Practical steps: from data isolation to AI Red Teaming
Building a secure architecture requires adhering to the principle of least privilege:
- Data layer isolation (RLS/ACL): Database queries must be executed within the initiator's permissions. Applying Row-Level Security (RLS) at the data storage level blocks access to confidential files before they enter the model's context.
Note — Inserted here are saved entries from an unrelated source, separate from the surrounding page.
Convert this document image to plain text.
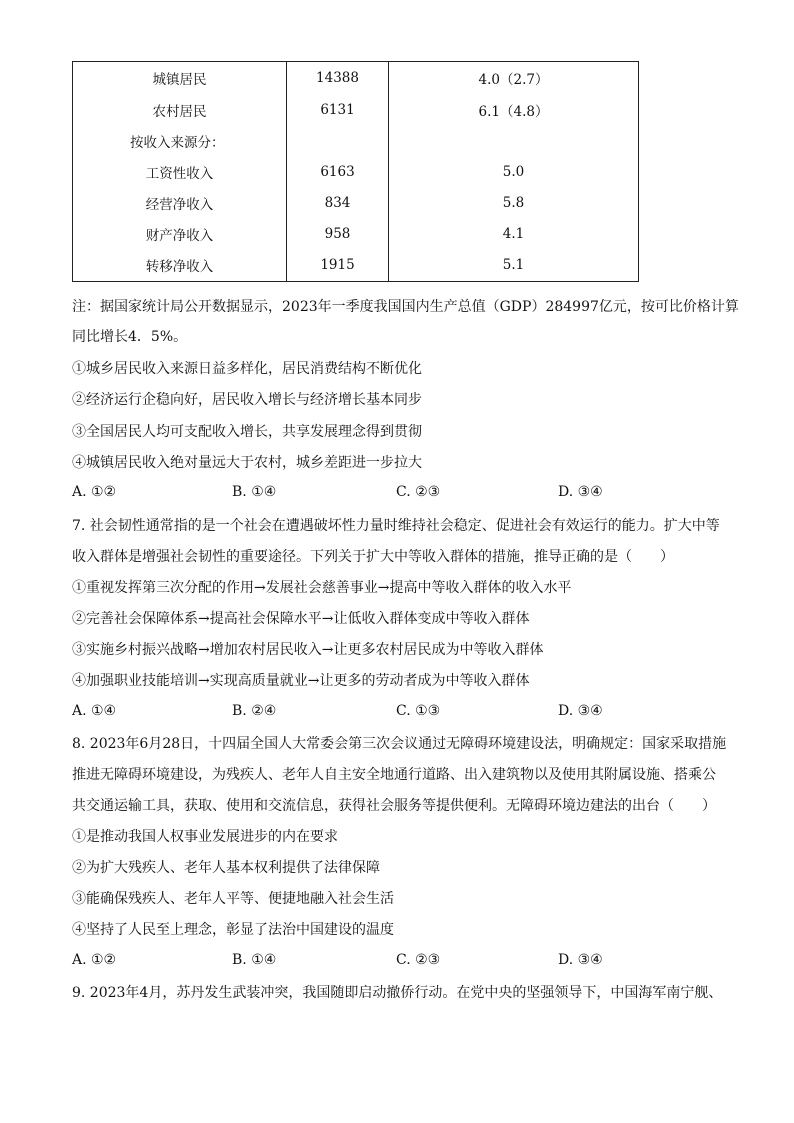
城镇居民	14388	4.0（2.7）
农村居民	6131	6.1（4.8）
按收入来源分：		
工资性收入	6163	5.0
经营净收入	834	5.8
财产净收入	958	4.1
转移净收入	1915	5.1
注：据国家统计局公开数据显示，2023年一季度我国国内生产总值（GDP）284997亿元，按可比价格计算
同比增长4．5%。
①城乡居民收入来源日益多样化，居民消费结构不断优化
②经济运行企稳向好，居民收入增长与经济增长基本同步
③全国居民人均可支配收入增长，共享发展理念得到贯彻
④城镇居民收入绝对量远大于农村，城乡差距进一步拉大
A. ①②	B. ①④	C. ②③	D. ③④
7. 社会韧性通常指的是一个社会在遭遇破坏性力量时维持社会稳定、促进社会有效运行的能力。扩大中等
收入群体是增强社会韧性的重要途径。下列关于扩大中等收入群体的措施，推导正确的是（　　）
①重视发挥第三次分配的作用→发展社会慈善事业→提高中等收入群体的收入水平
②完善社会保障体系→提高社会保障水平→让低收入群体变成中等收入群体
③实施乡村振兴战略→增加农村居民收入→让更多农村居民成为中等收入群体
④加强职业技能培训→实现高质量就业→让更多的劳动者成为中等收入群体
A. ①④	B. ②④	C. ①③	D. ③④
8. 2023年6月28日，十四届全国人大常委会第三次会议通过无障碍环境建设法，明确规定：国家采取措施
推进无障碍环境建设，为残疾人、老年人自主安全地通行道路、出入建筑物以及使用其附属设施、搭乘公
共交通运输工具，获取、使用和交流信息，获得社会服务等提供便利。无障碍环境边建法的出台（　　）
①是推动我国人权事业发展进步的内在要求
②为扩大残疾人、老年人基本权利提供了法律保障
③能确保残疾人、老年人平等、便捷地融入社会生活
④坚持了人民至上理念，彰显了法治中国建设的温度
A. ①②	B. ①④	C. ②③	D. ③④
9. 2023年4月，苏丹发生武装冲突，我国随即启动撤侨行动。在党中央的坚强领导下，中国海军南宁舰、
- Separation of instructions and data: Using structured query templates (e.g., system and user roles via API) helps the model better differentiate system commands from external input.
- Validation and filtering (Guardrails): Any output stream from the model must pass through automated PII masking systems.
- AI Red Teaming: Regularly simulating attacks on AI agents using the MITRE ATLAS methodology to identify vulnerabilities.
AI infrastructure defense matrix: threats and architectural countermeasures
| Threat (OWASP LLM Top 10) | Attack vector description | Architectural countermeasures |
|---|---|---|
| Prompt Injection (LLM01:2025) | Manipulating input text to bypass model system instructions. | Semantic query analysis, use of structured chat templates via API, strict execution privilege limits for AI agents. |
| Sensitive Information Disclosure (LLM02:2025) | Extracting confidential data through model responses. | Implementing Row-Level Security (RLS) before the vector search stage, masking PII in output streams. |
| Indirect Prompt Injection | Embedding malicious instructions in external data sources (emails, websites). | Validation of external data, isolated sandboxes for parsing unstructured content. |
Developing AI agents without risk: the Softengi and UnityBase approach
Implementing architectural requirements requires mature tools and expertise. Softengi (certified under the ISO/IEC 42001:2023 AI management standard) implements custom AI solutions based on the Security by Design principle. In corporate projects, the UnityBase technology platform from InBase is utilized.
UnityBase is a full-stack JavaScript low-code platform that provides a built-in security model critical for LLM applications. Support for Row-Level Security (RLS), Role-Based Access Control (RBAC), and auditing ensures that any semantic query via the AI interface is processed strictly within the current user's access rights.
Solutions such as Megapolis.DocNet and Scriptum.DMS (with an AI center) are built on the UnityBase platform. Thanks to RLS at the database level, even in the event of a Prompt Injection attempt, the RAG system cannot extract information to which the user does not have legitimate access. AI system security in the enterprise segment is not solved by external filters; it requires data isolation at the architectural level and the use of platforms that ensure strict access control.
FAQ
How can Prompt Injection be prevented in enterprise applications without losing the flexibility of model responses?
It is impossible to completely block Prompt Injection solely at the system prompt level. Protection lies in architectural separation: using API templates (system/user roles), isolating the AI agent's execution environment, and implementing output filtering (Output Guardrails).
Can a standard WAF protect an LLM from confidential data leaks?
No, classic WAFs analyze traffic for known signatures (e.g., SQL injections) but do not understand the semantic context of natural language. Protecting LLMs requires strict access segregation at the data level (RLS/ACL) before data is passed into the model's context window.
How should access rights (ACL/RLS) be configured for a corporate knowledge base in RAG systems?
Configuration should occur at the DBMS level (as implemented in the UnityBase platform), not at the LLM instruction level. The RAG mechanism must first apply document filtering based on user permissions, and only send accessible fragments to the model for response generation.